Democratic Representative Kyrsten Sinema widened her lead over Representative Martha McSally in the tight race for the U.S. Senate in Arizona.
On Thursday, McSally had an advantage of around 17,000 votes but the situation changed on Friday as election officials started counting remaining votes from Maricopa County. It is the state’s most populous county, which includes Phoenix.
Based on data from the Arizona Secretary of State’s website, Sinema gained 595,444 votes while McSally obtained 556,076 votes in Maricopa County. The Democratic Senate candidate had 39,368 more votes than her Republican opponent
Election officials also finished counting the remaining ballots in Pinal County, where McSally got 53,068 votes compared to Sinema’s 40,754 votes. The Republican Senate candidate managed to offset her opponent’s advantage by 12,314 votes.
Still, Sinema’s advantage against McSally more than doubled from 9,610 votes earlier on Friday to 23,899 or 1.17 percent at the time of this writing on Saturday around 4:20 p.m.
Election officials in Pima and Yuma Counties are still counting remaining ballots.
Yesterday, Sinema’s campaign manager, Andrew Piatt released a statement expressing confidence that she will continue to expand her lead.
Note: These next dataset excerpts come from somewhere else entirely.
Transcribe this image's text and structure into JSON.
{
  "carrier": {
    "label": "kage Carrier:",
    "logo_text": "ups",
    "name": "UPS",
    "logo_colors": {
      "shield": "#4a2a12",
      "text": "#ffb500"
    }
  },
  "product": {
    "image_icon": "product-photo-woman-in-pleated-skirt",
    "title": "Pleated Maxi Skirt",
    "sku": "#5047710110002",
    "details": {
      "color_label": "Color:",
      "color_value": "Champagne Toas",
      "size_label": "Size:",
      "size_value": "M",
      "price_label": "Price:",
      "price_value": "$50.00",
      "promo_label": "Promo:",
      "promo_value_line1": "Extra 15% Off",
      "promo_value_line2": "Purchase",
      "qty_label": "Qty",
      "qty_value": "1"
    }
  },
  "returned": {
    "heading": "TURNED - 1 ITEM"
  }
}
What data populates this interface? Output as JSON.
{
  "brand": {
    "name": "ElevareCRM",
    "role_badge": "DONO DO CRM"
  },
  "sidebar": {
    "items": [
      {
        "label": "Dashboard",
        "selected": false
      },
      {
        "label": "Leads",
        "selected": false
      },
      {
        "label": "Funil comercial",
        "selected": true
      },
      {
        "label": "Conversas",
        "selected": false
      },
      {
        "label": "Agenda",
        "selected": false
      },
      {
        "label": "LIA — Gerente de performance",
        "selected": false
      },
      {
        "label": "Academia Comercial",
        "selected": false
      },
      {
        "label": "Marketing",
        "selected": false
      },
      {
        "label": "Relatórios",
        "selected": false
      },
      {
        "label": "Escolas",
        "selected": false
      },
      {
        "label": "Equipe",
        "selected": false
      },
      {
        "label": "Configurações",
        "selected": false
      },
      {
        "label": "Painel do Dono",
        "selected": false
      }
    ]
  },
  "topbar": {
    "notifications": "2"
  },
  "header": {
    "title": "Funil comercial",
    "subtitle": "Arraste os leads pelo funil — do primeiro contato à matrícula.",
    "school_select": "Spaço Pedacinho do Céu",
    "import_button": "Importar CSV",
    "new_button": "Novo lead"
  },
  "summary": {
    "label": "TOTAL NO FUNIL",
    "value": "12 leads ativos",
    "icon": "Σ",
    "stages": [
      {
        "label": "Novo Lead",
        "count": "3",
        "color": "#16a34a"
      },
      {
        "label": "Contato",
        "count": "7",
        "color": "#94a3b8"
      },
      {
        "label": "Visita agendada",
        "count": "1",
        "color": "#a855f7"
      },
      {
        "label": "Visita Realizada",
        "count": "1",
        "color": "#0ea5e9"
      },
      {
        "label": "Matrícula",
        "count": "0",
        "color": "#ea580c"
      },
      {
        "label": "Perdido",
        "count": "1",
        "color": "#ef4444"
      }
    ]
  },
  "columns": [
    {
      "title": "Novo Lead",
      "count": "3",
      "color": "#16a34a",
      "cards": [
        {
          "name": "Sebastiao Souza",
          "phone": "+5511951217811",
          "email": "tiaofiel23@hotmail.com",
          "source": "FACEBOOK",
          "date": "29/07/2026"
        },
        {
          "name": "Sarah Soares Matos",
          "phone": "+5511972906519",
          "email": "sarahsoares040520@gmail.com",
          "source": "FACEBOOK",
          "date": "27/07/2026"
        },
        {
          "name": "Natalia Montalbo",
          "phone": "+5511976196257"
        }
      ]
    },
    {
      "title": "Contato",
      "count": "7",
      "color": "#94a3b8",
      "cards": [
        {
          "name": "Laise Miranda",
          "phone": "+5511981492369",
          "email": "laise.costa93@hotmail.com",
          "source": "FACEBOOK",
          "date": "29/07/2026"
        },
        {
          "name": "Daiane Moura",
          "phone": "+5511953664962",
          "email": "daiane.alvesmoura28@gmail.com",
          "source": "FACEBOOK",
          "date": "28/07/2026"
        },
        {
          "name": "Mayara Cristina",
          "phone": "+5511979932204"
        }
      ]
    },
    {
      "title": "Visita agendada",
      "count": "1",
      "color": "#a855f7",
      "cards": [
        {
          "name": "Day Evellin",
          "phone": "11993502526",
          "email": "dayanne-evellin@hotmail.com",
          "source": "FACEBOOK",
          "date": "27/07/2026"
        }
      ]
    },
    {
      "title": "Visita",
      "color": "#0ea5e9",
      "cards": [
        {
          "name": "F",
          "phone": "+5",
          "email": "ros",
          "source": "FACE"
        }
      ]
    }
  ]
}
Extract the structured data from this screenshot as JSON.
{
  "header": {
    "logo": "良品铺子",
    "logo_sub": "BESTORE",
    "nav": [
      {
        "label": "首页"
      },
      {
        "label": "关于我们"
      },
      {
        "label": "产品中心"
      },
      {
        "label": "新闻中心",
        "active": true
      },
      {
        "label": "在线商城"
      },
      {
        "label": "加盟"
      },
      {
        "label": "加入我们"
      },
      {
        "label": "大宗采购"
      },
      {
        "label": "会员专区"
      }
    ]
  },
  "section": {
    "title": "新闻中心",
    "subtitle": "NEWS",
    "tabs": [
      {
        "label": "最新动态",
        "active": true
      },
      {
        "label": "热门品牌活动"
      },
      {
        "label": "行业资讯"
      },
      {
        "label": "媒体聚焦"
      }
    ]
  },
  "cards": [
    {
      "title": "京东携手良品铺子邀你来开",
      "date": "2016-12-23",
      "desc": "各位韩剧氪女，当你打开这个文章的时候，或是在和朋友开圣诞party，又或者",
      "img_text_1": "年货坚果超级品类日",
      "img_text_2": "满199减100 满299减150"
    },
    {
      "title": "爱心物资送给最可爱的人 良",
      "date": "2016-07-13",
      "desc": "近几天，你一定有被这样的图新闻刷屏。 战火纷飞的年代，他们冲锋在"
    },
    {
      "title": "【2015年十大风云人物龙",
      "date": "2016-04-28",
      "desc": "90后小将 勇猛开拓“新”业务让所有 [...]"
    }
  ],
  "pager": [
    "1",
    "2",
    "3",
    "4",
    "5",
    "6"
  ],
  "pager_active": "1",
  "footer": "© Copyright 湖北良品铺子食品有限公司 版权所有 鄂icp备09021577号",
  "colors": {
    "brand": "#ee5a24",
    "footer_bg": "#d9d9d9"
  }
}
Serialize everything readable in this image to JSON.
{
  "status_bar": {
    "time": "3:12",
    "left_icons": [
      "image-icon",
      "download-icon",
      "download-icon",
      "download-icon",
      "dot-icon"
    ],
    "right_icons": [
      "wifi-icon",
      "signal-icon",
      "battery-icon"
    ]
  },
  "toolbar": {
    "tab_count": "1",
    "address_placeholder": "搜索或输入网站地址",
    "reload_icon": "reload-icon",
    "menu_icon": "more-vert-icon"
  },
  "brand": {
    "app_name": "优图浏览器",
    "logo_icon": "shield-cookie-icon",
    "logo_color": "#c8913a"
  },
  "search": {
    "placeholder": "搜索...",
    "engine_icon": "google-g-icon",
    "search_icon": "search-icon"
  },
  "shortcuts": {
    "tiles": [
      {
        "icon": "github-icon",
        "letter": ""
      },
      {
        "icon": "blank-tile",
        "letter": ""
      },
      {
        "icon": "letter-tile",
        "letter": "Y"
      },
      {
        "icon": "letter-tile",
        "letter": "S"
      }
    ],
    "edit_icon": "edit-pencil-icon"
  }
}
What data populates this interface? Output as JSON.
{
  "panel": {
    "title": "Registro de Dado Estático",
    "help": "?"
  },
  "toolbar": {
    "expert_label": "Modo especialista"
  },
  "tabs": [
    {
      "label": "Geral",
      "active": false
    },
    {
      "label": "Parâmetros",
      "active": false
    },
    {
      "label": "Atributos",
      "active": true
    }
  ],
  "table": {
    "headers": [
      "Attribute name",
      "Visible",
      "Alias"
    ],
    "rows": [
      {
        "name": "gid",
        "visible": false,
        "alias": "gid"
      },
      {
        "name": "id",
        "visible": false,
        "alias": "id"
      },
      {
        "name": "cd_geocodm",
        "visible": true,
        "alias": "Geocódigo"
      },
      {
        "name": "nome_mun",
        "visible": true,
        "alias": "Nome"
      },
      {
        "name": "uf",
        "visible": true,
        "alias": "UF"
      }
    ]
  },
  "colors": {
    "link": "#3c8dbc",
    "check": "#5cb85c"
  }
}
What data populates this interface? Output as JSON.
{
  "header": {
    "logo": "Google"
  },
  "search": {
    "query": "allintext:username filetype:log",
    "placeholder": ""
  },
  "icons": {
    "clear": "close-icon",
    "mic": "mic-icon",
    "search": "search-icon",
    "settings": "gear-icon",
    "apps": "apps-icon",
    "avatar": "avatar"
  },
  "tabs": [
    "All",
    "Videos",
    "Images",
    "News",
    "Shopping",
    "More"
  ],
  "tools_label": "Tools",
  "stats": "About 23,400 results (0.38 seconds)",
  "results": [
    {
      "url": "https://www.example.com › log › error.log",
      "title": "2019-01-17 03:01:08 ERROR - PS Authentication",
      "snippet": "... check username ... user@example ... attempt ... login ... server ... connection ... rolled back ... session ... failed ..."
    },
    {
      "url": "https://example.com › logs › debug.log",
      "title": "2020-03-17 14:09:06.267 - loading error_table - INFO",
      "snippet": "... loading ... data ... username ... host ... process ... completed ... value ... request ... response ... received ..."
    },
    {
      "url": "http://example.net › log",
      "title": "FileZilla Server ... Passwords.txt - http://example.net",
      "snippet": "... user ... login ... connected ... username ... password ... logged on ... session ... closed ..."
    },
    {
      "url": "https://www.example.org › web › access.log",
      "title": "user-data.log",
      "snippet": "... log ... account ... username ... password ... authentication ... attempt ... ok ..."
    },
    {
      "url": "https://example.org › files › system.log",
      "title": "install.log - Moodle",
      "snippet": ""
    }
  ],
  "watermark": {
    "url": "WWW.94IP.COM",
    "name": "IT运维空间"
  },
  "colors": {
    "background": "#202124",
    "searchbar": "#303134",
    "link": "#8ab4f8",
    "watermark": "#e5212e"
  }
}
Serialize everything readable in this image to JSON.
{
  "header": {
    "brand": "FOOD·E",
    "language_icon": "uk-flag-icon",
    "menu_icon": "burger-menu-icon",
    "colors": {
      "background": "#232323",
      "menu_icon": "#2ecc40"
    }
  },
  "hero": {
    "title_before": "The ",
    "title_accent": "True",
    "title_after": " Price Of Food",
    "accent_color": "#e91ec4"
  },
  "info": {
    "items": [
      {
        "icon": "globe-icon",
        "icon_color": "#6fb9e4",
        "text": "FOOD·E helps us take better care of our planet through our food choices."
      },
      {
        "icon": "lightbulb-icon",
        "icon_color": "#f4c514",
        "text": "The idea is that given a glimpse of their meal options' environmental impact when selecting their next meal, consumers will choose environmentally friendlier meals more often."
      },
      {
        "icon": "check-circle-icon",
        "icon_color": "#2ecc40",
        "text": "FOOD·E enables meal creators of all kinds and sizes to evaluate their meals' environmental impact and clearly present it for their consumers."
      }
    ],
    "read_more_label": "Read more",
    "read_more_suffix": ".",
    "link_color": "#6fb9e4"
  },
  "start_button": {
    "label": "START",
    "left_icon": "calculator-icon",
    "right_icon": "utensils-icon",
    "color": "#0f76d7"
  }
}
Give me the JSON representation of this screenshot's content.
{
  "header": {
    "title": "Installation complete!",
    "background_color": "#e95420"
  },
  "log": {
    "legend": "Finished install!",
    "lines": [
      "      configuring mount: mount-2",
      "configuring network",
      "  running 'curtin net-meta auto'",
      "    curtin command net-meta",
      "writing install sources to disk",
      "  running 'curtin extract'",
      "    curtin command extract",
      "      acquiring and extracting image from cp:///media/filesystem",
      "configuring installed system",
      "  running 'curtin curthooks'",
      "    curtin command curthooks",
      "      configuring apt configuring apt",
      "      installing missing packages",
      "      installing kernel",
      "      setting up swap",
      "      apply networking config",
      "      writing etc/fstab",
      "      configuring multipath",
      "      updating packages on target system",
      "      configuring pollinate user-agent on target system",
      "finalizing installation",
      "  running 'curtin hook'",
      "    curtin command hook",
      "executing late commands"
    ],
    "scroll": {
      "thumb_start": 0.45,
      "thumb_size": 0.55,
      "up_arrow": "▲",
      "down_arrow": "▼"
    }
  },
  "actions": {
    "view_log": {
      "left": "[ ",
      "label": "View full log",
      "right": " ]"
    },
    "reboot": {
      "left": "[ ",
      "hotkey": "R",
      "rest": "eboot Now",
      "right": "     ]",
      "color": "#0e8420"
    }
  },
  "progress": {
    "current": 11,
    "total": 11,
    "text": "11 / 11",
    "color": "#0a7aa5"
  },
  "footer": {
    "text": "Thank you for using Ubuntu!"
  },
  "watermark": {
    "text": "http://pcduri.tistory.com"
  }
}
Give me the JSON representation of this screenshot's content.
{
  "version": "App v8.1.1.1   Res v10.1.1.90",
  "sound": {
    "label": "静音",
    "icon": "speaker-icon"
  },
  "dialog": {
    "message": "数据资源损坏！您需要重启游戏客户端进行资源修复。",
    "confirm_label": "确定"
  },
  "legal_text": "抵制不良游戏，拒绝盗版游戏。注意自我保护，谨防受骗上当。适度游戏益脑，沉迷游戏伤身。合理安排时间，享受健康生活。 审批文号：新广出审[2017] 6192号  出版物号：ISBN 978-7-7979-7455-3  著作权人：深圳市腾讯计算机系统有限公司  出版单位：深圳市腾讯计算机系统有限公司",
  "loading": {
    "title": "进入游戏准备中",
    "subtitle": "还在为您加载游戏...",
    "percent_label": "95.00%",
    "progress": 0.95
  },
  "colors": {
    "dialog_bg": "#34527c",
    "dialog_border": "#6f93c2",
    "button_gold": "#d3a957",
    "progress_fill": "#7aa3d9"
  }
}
“Once again, today’s data confirmed our expectation that as the ballots are counted, Kyrsten will steadily build her advantage and be elected to the U.S. Senate…She will this race.”
Arizona Democrats and Republicans reach agreement on how to fix ballot issues in rural areas
Prior to the wave of results that Sinema ahead in the race, Republicans in Apache, Maricopa, Navajo, and Yuma Counties filed a lawsuit challenging the procedures for counting mail-in ballots. They argued that election officials are not following a uniform standard in verifying signatures in mail-in ballots. They demanded equal treatment of votes.
On Friday, Arizona Republicans and Democrats reached an agreement in a courtroom in Phoenix. They agreed to allow rural voters to have extra time to fix issues with their ballots. The counties have until November 14 to fix issues.
In a statement, McSally said, “Equal protection under the law is a fundamental constitutional right for American voters. As a combat veteran, I fought to protect it. And today, we won an important battle to preserve that right for rural voters in Arizona. I will continue fighting until every ballot is counted.”